Rather proclaim it, Americans, through the host,
That he which hath no stomach to this fight,
Let him depart, a subject shall be made,
And Crowns for others taken from his purse;
We would not govern in that man’s company
That fears fellowship to fight with mere us.
This week is call’d the feast of Thanksgiving:
They that created this day so fought to make
All free, and law be not by Great Men made,
But of the people, by the people,
And for the people. They that lives’t now
Doth yearly on the vigil feast their neighbors
And say ‘Together this we should do:’
Then will they make their case and show their plans,
And say, ‘These ideas we will vote Election Day.’
All men forget; yet all shall be for naught,
If we remember not advantages
That free men bring that day: common people
Familiar with their lands and household worlds—
Nary a king, “Great Man” or “expert”,
Journalist nor pundit, shall over free men
Be by flowing words a common will deny.
This civic will the good man teach his son;
And Election Day shall ne’er go by,
From this day to the ending of the world,
But we in it shall be triumphant,–
We Free, We Happy Free, We Americans.
For we that day that cast our votes in free
Rule we together; be we ne’er so vile,
This day shall our wisdom show forth:
And “Great Men” in our land now a-bed
Shall think themselves accurst they were not there;
And hold their statecraft cheap whiles any speaks
That voted with us upon Election Day.

Thanks to reader Scott for kicking it iambic pentameter old skool.
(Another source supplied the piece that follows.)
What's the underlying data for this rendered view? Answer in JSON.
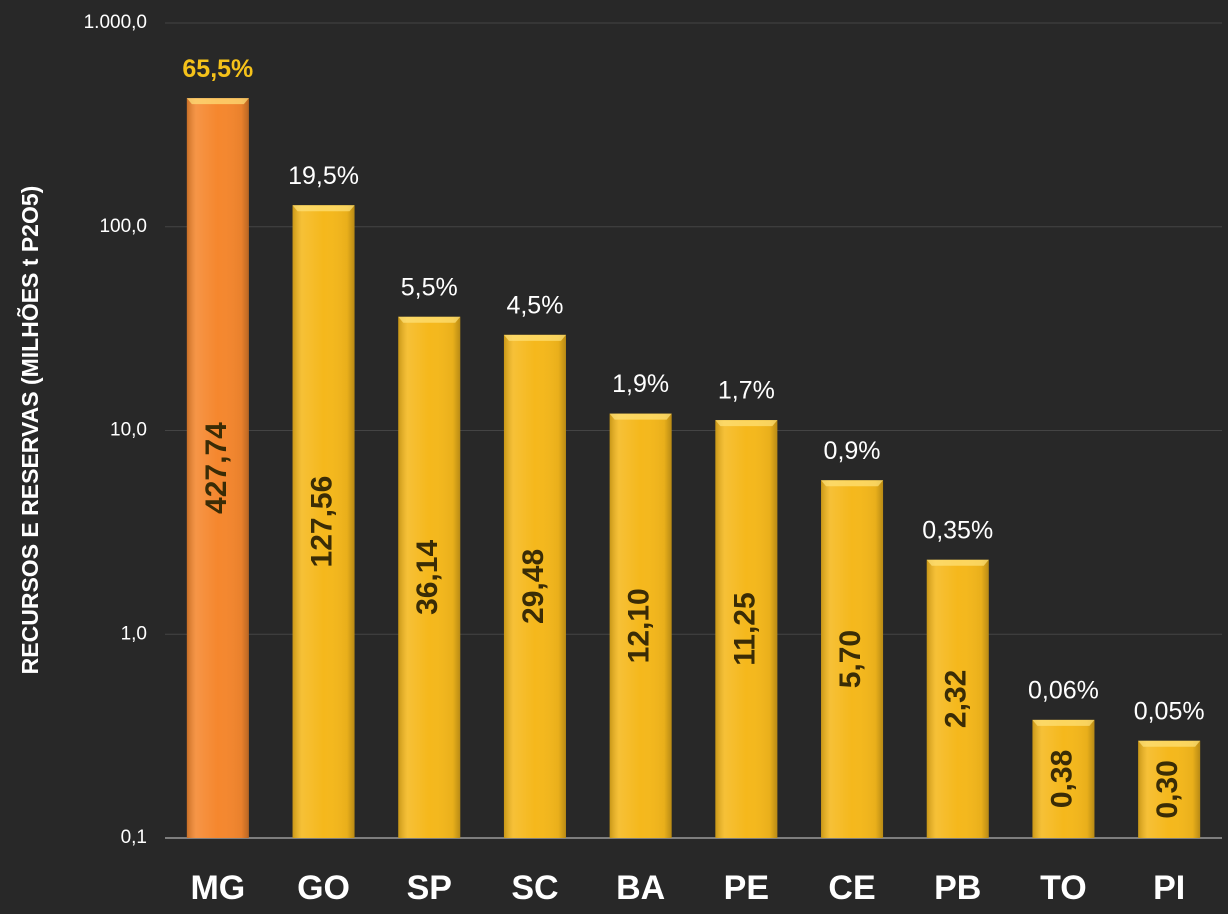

Update: See-Dub makes a great point.

[Hewitt] is a fellow who wants to get people involved in blogging, who believes in grassroots revolutions through electronic networks, and who touted An Army of Davids alongside his own book on the subject, Blog: Understanding the Information Reformation That’s Changing Your World. The idea behind the overhaul of Townhall.com when it was bought by Salem Media, the company that runs Hugh’s show, was to enable exactly this sort of politically influential blogging revolution to unfold. Ordinary, politically aware people would start up their own blogs at Townhall and fuse with talk radio to form a new grassroots media network that would challenge the old network of elite, mainstream columnists and reporters. That was a great idea. That was 2006.

This is 2007:

“Finally, a note to my angry e-mailers: It doesn’t matter that you don’t like Rush or Dr. Dobson, or that I thought Harriet Meirs got a raw deal. Your opinion of who ought to be the GOP nominee doesn’t matter beyond your vote, and then only if you are a GOP voter, which most of you aren’t. The folks listed above [Steyn, Rush, Hannity, Dobson, Barnes, Krauthammer, Medved] matter. Because they earned the respect of the voters who decided the past two presidential elections and who will decide the next –the patriots and the values voters, the investment class and the national security-minded.”

Translation: Do you know who I am? I’m Moe Greene! I made my bones when you were going out with cheerleaders!